Being a natural problem solver, and knowing that code re-use is a “good thing”, the developer thinks he can do better. Quite often, there is no one more experienced around to advise against, and so the developer implements his ideas; this is so common that both ideas have a name: the One True Lookup Table (OTLT) and the Entity-Attribute-Value (EAV) model.
One True Lookup Table (OTLT)
The idea: instead of having lots of “lookup” tables like these:
create table order_status (status_code varchar2(10), status_desc varchar2(40) );
create table country (country_code varchar2(3), country_name varchar2(30) );
create table priority (priority_no number(1), priority_desc varchar2(40) );
…
… why not just have ONE lookup table like this?:
create table lookup (lookup_type varchar2(10), lookup_code varchar2(20), lookup_desc varchar2(100) );
Great!
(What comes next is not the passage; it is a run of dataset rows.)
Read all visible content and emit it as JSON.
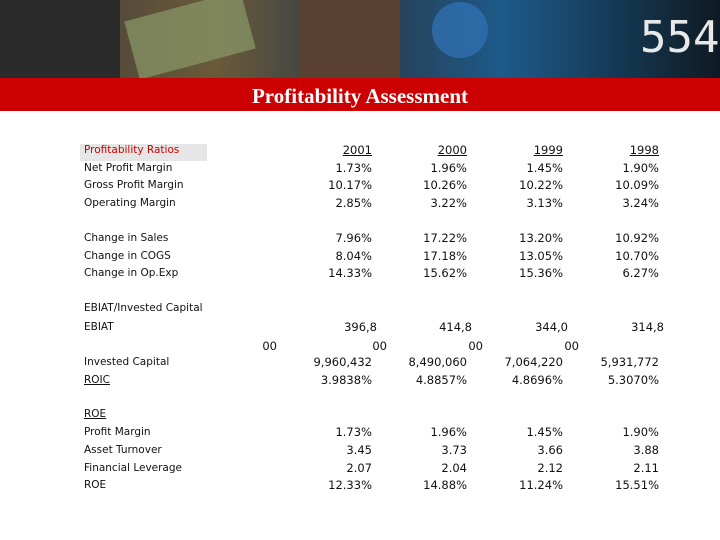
{
  "banner": {
    "title": "Profitability Assessment"
  },
  "table": {
    "header": {
      "label": "Profitability Ratios",
      "years": [
        "2001",
        "2000",
        "1999",
        "1998"
      ]
    },
    "rows": [
      {
        "label": "Net Profit Margin",
        "values": [
          "1.73%",
          "1.96%",
          "1.45%",
          "1.90%"
        ]
      },
      {
        "label": "Gross Profit Margin",
        "values": [
          "10.17%",
          "10.26%",
          "10.22%",
          "10.09%"
        ]
      },
      {
        "label": "Operating Margin",
        "values": [
          "2.85%",
          "3.22%",
          "3.13%",
          "3.24%"
        ]
      },
      {
        "label": "Change in Sales",
        "values": [
          "7.96%",
          "17.22%",
          "13.20%",
          "10.92%"
        ]
      },
      {
        "label": "Change in COGS",
        "values": [
          "8.04%",
          "17.18%",
          "13.05%",
          "10.70%"
        ]
      },
      {
        "label": "Change in Op.Exp",
        "values": [
          "14.33%",
          "15.62%",
          "15.36%",
          "6.27%"
        ]
      },
      {
        "label": "EBIAT/Invested Capital"
      },
      {
        "label": "EBIAT",
        "values": [
          [
            "396,8",
            "00"
          ],
          [
            "414,8",
            "00"
          ],
          [
            "344,0",
            "00"
          ],
          [
            "314,8",
            "00"
          ]
        ]
      },
      {
        "label": "Invested Capital",
        "values": [
          "9,960,432",
          "8,490,060",
          "7,064,220",
          "5,931,772"
        ]
      },
      {
        "label": "ROIC",
        "underline": true,
        "values": [
          "3.9838%",
          "4.8857%",
          "4.8696%",
          "5.3070%"
        ]
      },
      {
        "label": "ROE",
        "underline": true
      },
      {
        "label": "Profit Margin",
        "values": [
          "1.73%",
          "1.96%",
          "1.45%",
          "1.90%"
        ]
      },
      {
        "label": "Asset Turnover",
        "values": [
          "3.45",
          "3.73",
          "3.66",
          "3.88"
        ]
      },
      {
        "label": "Financial Leverage",
        "values": [
          "2.07",
          "2.04",
          "2.12",
          "2.11"
        ]
      },
      {
        "label": "ROE",
        "values": [
          "12.33%",
          "14.88%",
          "11.24%",
          "15.51%"
        ]
      }
    ]
  }
}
Now we only need one “maintain lookup” screen instead of 3 (or 33 or whatever).
The trouble is, the developer doesn’t consider the disadvantages of this. Most importantly, we can no longer use foreign key constraints to protect the integrity of the data – unless one of the following conditions is true:
- lookup_code is unique within table lookup
- every child table uses 2 columns referencing (lookup_type,lookup_code) for its foreign keys
In most cases, neither of the above applies, and responsibility for data integrity resides solely in the application code. Show me such a database, and I’ll show you some data where the code does not match anything in the lookup table.
Entity-Attribute-Value (EAV)
The idea: instead of “hard-coding” columns into the table like this:
create table emp (empno integer primary key, ename varchar2(20), sal number, job varchar2(10));
insert into emp (empno, ename, sal, job) values (1234,’ANDREWS’,1000,’CLERK’);
… why not have total flexibility like this:
create table emp (empno integer primary key );
create table emp_value (empno references emp, code varchar2(20), value varchar2(100));
insert into emp (empno) values (1234);
insert into emp_values (‘NAME’,’ANDREWS’);
insert into emp_values (‘SAL’,’1000’);
insert into emp_values (‘JOB’,’CLERK’);
Great! Now we are free to invent new “attributes” at any time, without having to alter the table or the application!
However, consider a simple query: “show the names of all employees who are clerks and earn less than 2000”.
With the standard emp table:
select ename from emp where job=’CLERK’ and sal < 2000;
With the EAV tables:
select ev1.name
from emp_values ev1, emp_values ev2 emp_values ev3
where ev1.code = ‘NAME’
and ev1.empno = ev2.empno
and ev2.code = ‘JOB’
and ev2.value = ‘CLERK’
and ev1.empno = ev3.empno
and ev3.code = ‘SAL’
and TO_NUMBER(ev3.value) < 2000;
Not only is that much harder to follow, it is likely to be much slower to process too. And this is about the most simple of queries!
Conclusion
OTLT and EAV are “generic” approaches that are seductive to programmers, but are actually a bad idea for most databases. Resist the temptation!